Gautham found the bug that we are missing one PState when we match the
ID with CPUFREQ_BOOST_FREQ!

We did not know that you have taken care of those issues.  Ideally
I did expect that driver_data should not be touched by the framework.
Thanks for fixing that and allowing the back-end driver to use
driver_data.
 
> > 
> > > +               powernv_freqs[i].frequency = freq * 1000; /* kHz */
> > > +               powernv_pstate_ids[i] = id;
> > > +       }
> > > +       /* End of list marker entry */
> > > +       powernv_freqs[i].driver_data = 0;
> > 
> > Not required.
> 
> Ok.
> > 
> > > +       powernv_freqs[i].frequency = CPUFREQ_TABLE_END;
> > > +
> > > +       /* Print frequency table */
> > > +       for (i = 0; powernv_freqs[i].frequency != CPUFREQ_TABLE_END; i++)
> > > +               pr_debug("%d: %d\n", i, powernv_freqs[i].frequency);
> > 
> > You have already printed this table earlier..
> 
> Fair enough.
> 
> > 
> > > +
> > > +       return 0;
> > > +}
> > > +
> > > +static struct freq_attr *powernv_cpu_freq_attr[] = {
> > > +       &cpufreq_freq_attr_scaling_available_freqs,
> > > +       NULL,
> > > +};
> > 
> > Can use this instead: cpufreq_generic_attr?
> 
> In this patch yes.
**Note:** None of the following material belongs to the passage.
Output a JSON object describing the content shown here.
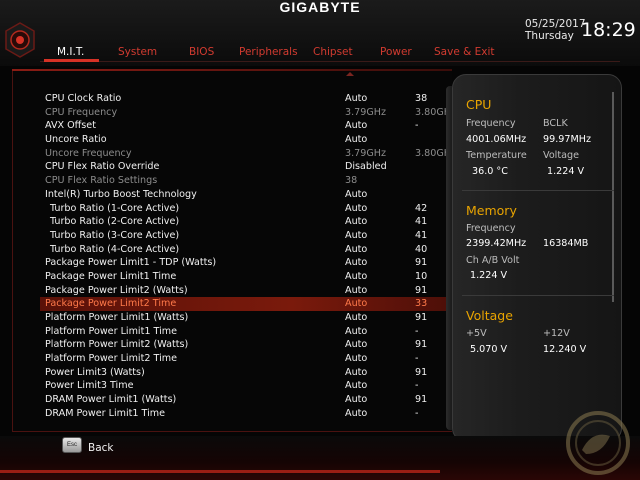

But later patch introduces an additional attribute
> for displaying the nominal frequency. Will handle that part in a clean
> way in the next version.
> 
> > 
> > > +/* Helper routines */
> > > +
> > > +/* Access helpers to power mgt SPR */
> > > +
> > > +static inline unsigned long get_pmspr(unsigned long sprn)
> > 
> > Looks big enough not be inlined?
> 
> It is called from one function. It has been defined separately for
> readability. 

Let the compiler decide.  The code is straight forward :)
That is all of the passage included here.